After the BBa_K5499013 sequence is integrated into the lentiviral expression vector, the transfected HEK293T cells will express large amounts of IDS. Even if IDS cannot be extensively sorted into exosomes for use in our project, future iGEM teams interested in the cellular synthesis of IDS can use it as a reference;

After the BBa_K5499010 is integrated into the lentiviral expression vector, the transfected HEK293T cells will secrete exosomes containing large amounts of IDS. Future iGEM teams interested in using exosomes as drug delivery carriers can refer to this composite part;

After the BBa_K5499011 is integrated into the lentiviral expression vector, the exosomes secreted by the transfected HEK293T cells will exhibit significant properties, such as crossing the blood-brain barrier and other biological barriers. Future iGEM teams aiming to treat central nervous system diseases can consider this composite part as a drug delivery carrier;

BBa_K5499012 is the final product of our team’s project iteration. BBa_K5499012 combines the expression characteristics of both BBa_K5499011 and BBa_K5499010. Its multi-cistronic feature on a single expression vector greatly reduces the burden on the chassis organism, avoiding competition between multiple expression vectors, making it highly promising for industrial and commercial applications.

Studies on exosomes as drug-carrying delivery systems

Exosomes are extracellular vesicles secreted by cells, with diameters ranging from 30 to 100 nm. Scientific research has demonstrated that engineered exosomes, after modification, possess significant potential as drug carriers for the treatment of brain diseases. In this experiment, we constructed engineered exosomes to carry the IDS enzyme across the blood-brain barrier, thereby alleviating central nervous system damage in MPS II patients.

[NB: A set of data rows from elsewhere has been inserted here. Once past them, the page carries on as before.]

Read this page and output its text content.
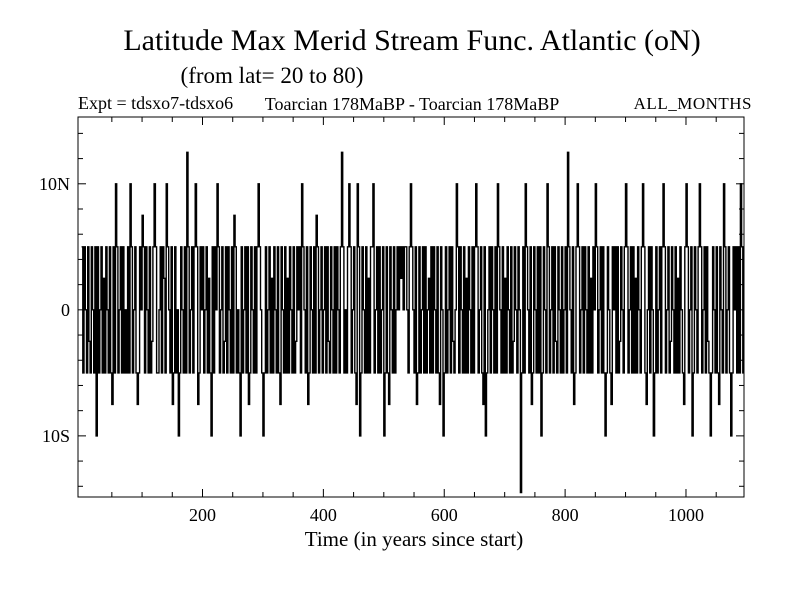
Latitude Max Merid Stream Func. Atlantic (oN)
(from lat= 20 to 80)
Expt = tdsxo7-tdsxo6 Toarcian 178MaBP - Toarcian 178MaBP	ALL_MONTHS
Time (in years since start)
200	400	600	800	1000
10S
0
10N
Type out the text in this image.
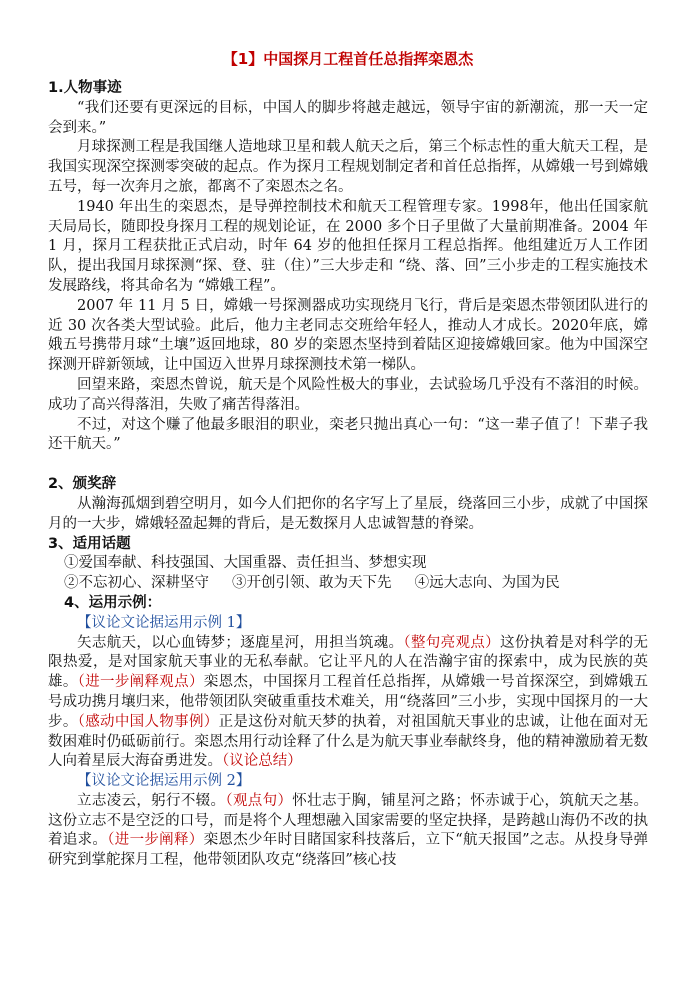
【1】中国探月工程首任总指挥栾恩杰
1.人物事迹

“我们还要有更深远的目标，中国人的脚步将越走越远，领导宇宙的新潮流，那一天一定会到来。”

月球探测工程是我国继人造地球卫星和载人航天之后，第三个标志性的重大航天工程，是我国实现深空探测零突破的起点。作为探月工程规划制定者和首任总指挥，从嫦娥一号到嫦娥五号，每一次奔月之旅，都离不了栾恩杰之名。

1940 年出生的栾恩杰，是导弹控制技术和航天工程管理专家。1998年，他出任国家航天局局长，随即投身探月工程的规划论证，在 2000 多个日子里做了大量前期准备。2004 年 1 月，探月工程获批正式启动，时年 64 岁的他担任探月工程总指挥。他组建近万人工作团队，提出我国月球探测“探、登、驻（住）”三大步走和 “绕、落、回”三小步走的工程实施技术发展路线，将其命名为 “嫦娥工程”。

2007 年 11 月 5 日，嫦娥一号探测器成功实现绕月飞行，背后是栾恩杰带领团队进行的近 30 次各类大型试验。此后，他力主老同志交班给年轻人，推动人才成长。2020年底，嫦娥五号携带月球“土壤”返回地球，80 岁的栾恩杰坚持到着陆区迎接嫦娥回家。他为中国深空探测开辟新领域，让中国迈入世界月球探测技术第一梯队。

回望来路，栾恩杰曾说，航天是个风险性极大的事业，去试验场几乎没有不落泪的时候。成功了高兴得落泪，失败了痛苦得落泪。

不过，对这个赚了他最多眼泪的职业，栾老只抛出真心一句：“这一辈子值了！下辈子我还干航天。”

2、颁奖辞

从瀚海孤烟到碧空明月，如今人们把你的名字写上了星辰，绕落回三小步，成就了中国探月的一大步，嫦娥轻盈起舞的背后，是无数探月人忠诚智慧的脊梁。

3、适用话题
①爱国奉献、科技强国、大国重器、责任担当、梦想实现
②不忘初心、深耕坚守 ③开创引领、敢为天下先 ④远大志向、为国为民
4、运用示例：

【议论文论据运用示例 1】

矢志航天，以心血铸梦；逐鹿星河，用担当筑魂。（整句亮观点）这份执着是对科学的无限热爱，是对国家航天事业的无私奉献。它让平凡的人在浩瀚宇宙的探索中，成为民族的英雄。（进一步阐释观点）栾恩杰，中国探月工程首任总指挥，从嫦娥一号首探深空，到嫦娥五号成功携月壤归来，他带领团队突破重重技术难关，用“绕落回”三小步，实现中国探月的一大步。（感动中国人物事例）正是这份对航天梦的执着，对祖国航天事业的忠诚，让他在面对无数困难时仍砥砺前行。栾恩杰用行动诠释了什么是为航天事业奉献终身，他的精神激励着无数人向着星辰大海奋勇进发。（议论总结）

【议论文论据运用示例 2】

立志凌云，躬行不辍。（观点句）怀壮志于胸，铺星河之路；怀赤诚于心，筑航天之基。这份立志不是空泛的口号，而是将个人理想融入国家需要的坚定抉择，是跨越山海仍不改的执着追求。（进一步阐释）栾恩杰少年时目睹国家科技落后，立下“航天报国”之志。从投身导弹研究到掌舵探月工程，他带领团队攻克“绕落回”核心技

The implementation of our project will provide additional therapeutic strategies and application possibilities for engineered exosomes as drug delivery systems, integrating them with synthetic biology to inspire future teams to conduct more in-depth research. Through our technical innovations, future teams can explore various exosome modification and functionalization strategies to enhance drug targeting and release efficiency in target tissues. Additionally, by utilizing tools from synthetic biology, these teams can design more complex drug delivery systems that achieve multifunctionality, ultimately providing more effective treatment options for patients.

Laboratory Skills Manual

Molecular biology experiments are a core component of synthetic biology projects. However, for beginners, relying on kit instructions can often lead to operational errors and make it challenging to gain a deep understanding of the principles and significance of each step. Therefore, based on our experiences during the iGEM project, we have compiled the "Northwest University Molecular Biology Laboratory Skills Manual," which systematically covers common molecular experimental techniques.

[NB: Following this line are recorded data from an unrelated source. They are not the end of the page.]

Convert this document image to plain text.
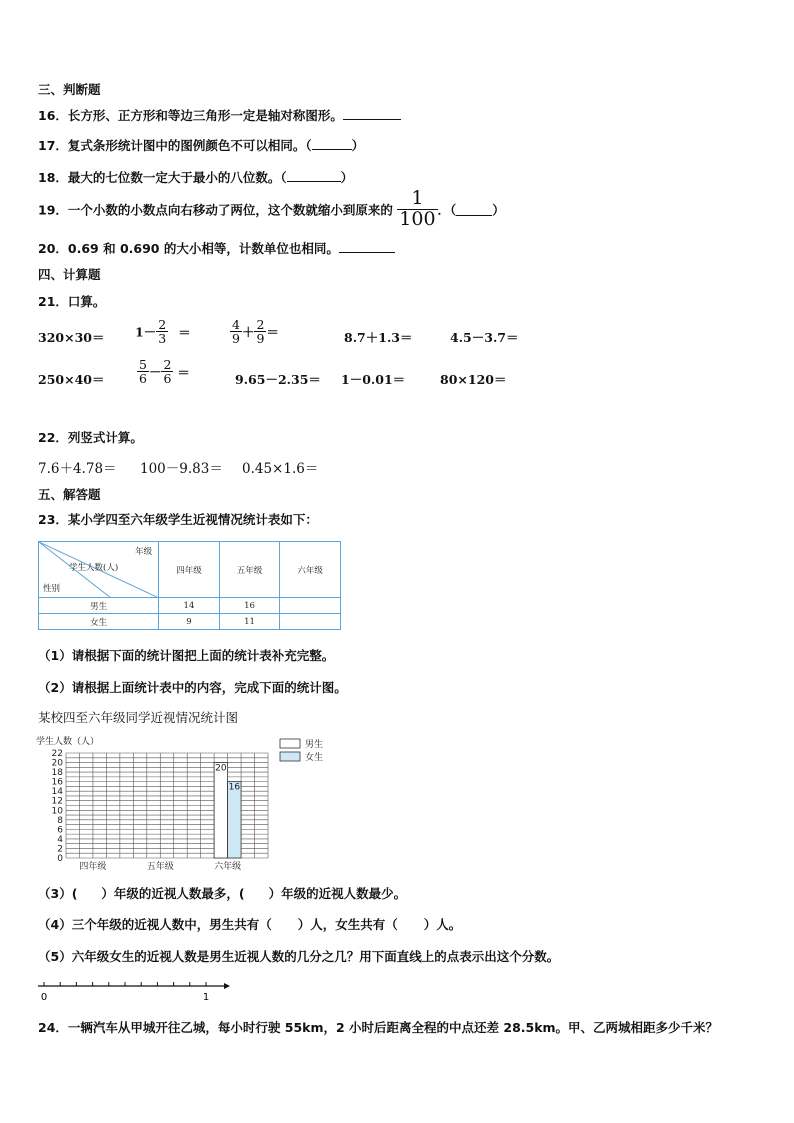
三、判断题
16．长方形、正方形和等边三角形一定是轴对称图形。
17．复式条形统计图中的图例颜色不可以相同。（	）
18．最大的七位数一定大于最小的八位数。（	）
19．一个小数的小数点向右移动了两位，这个数就缩小到原来的 $\frac{1}{100}$ ．（	）
20．0.69 和 0.690 的大小相等，计数单位也相同。
四、计算题
21．口算。
$320\times 30= 1- \frac{2}{3}$ ＝	$\frac{4}{9} + \frac{2}{9}$ ＝	8.7＋1.3＝	4.5－3.7＝
250×40＝	$\frac{5}{6} - \frac{2}{6}$ ＝	9.65－2.35＝ 1－0.01＝	80×120＝
22．列竖式计算。
7.6＋4.78＝ 100－9.83＝ 0.45×1.6＝
五、解答题
23．某小学四至六年级学生近视情况统计表如下：
年级
学生人数(人)
性别	四年级	五年级	六年级
男生	14	16	
女生	9	11	
（1）请根据下面的统计图把上面的统计表补充完整。
（2）请根据上面统计表中的内容，完成下面的统计图。
某校四至六年级同学近视情况统计图
学生人数（人）
0
2
4
6
8
10
12
14
16
18
20
22
20
16
四年级	五年级	六年级
男生
女生
（3）( ）年级的近视人数最多，( ）年级的近视人数最少。
（4）三个年级的近视人数中，男生共有（ ）人，女生共有（ ）人。
（5）六年级女生的近视人数是男生近视人数的几分之几？用下面直线上的点表示出这个分数。
0	1
24．一辆汽车从甲城开往乙城，每小时行驶 55km，2 小时后距离全程的中点还差 28.5km。甲、乙两城相距多少千米？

We hope this manual can provide effective guidance for future teams in their experimental endeavors.

References for future teams on human practices

After defining the project and its core values, we undertook a series of human practices activities. Throughout this process, we focused on stakeholders; in addition to conducting expert interviews and communicating with relevant organizations, we maintained close contact with patients. After acquiring academic knowledge related to treatment, we promptly followed up with the patients' families and used their feedback to further refine our project.

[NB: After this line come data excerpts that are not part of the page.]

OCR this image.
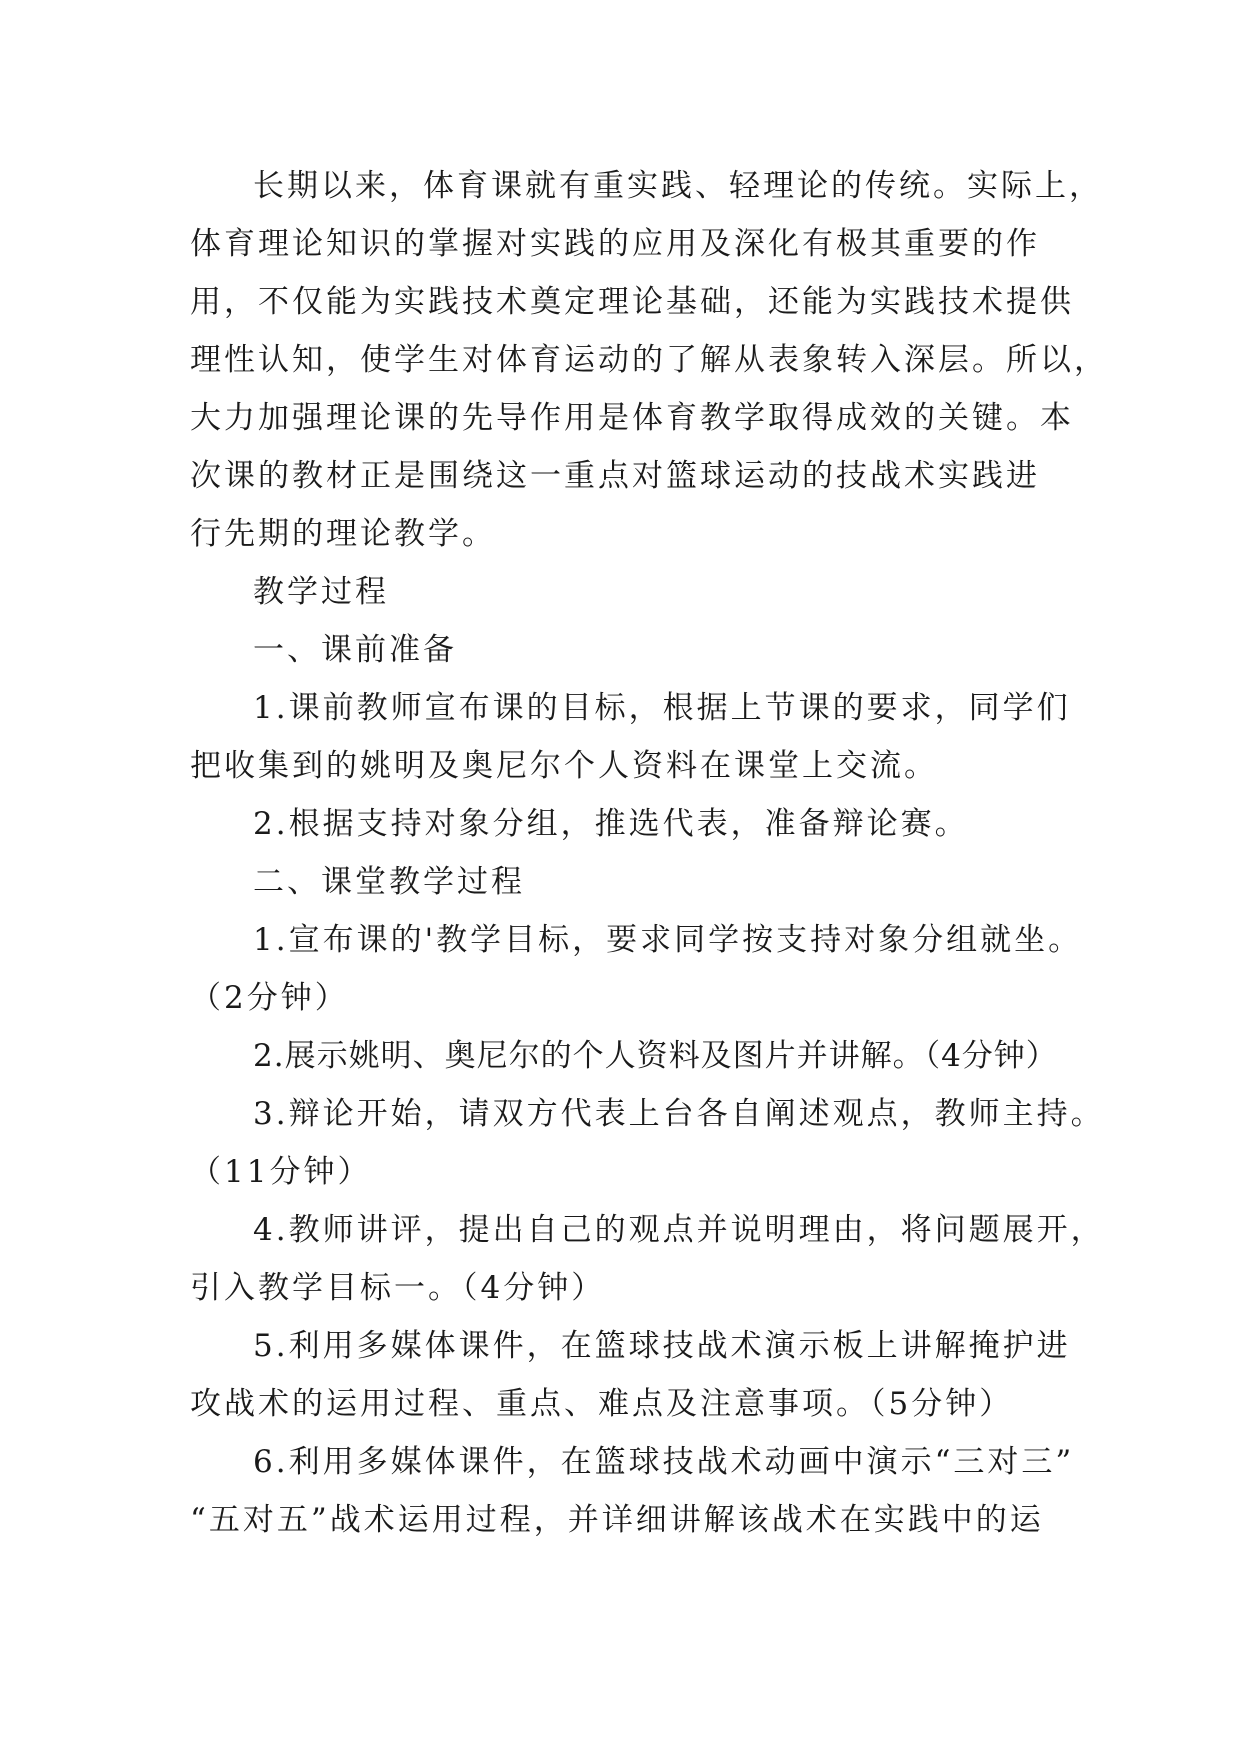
长期以来，体育课就有重实践、轻理论的传统。实际上，
体育理论知识的掌握对实践的应用及深化有极其重要的作
用，不仅能为实践技术奠定理论基础，还能为实践技术提供
理性认知，使学生对体育运动的了解从表象转入深层。所以，
大力加强理论课的先导作用是体育教学取得成效的关键。本
次课的教材正是围绕这一重点对篮球运动的技战术实践进
行先期的理论教学。
教学过程
一、课前准备
1.课前教师宣布课的目标，根据上节课的要求，同学们
把收集到的姚明及奥尼尔个人资料在课堂上交流。
2.根据支持对象分组，推选代表，准备辩论赛。
二、课堂教学过程
1.宣布课的'教学目标，要求同学按支持对象分组就坐。
（2分钟）
2.展示姚明、奥尼尔的个人资料及图片并讲解。（4分钟）
3.辩论开始，请双方代表上台各自阐述观点，教师主持。
（11分钟）
4.教师讲评，提出自己的观点并说明理由，将问题展开，
引入教学目标一。（4分钟）
5.利用多媒体课件，在篮球技战术演示板上讲解掩护进
攻战术的运用过程、重点、难点及注意事项。（5分钟）
6.利用多媒体课件，在篮球技战术动画中演示“三对三”
“五对五”战术运用过程，并详细讲解该战术在实践中的运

Moreover, we established long-term, effective communication with patients, providing them with care and support not only during the project advancement but also in their daily lives. This approach ensured that our project focused not only on academic progress but also placed a greater emphasis on the dimension of humanistic care.

Therefore, we recommend that future iGEM teams actively engage with stakeholders during both human practices and project advancement, as this is crucial for the successful implementation of their projects.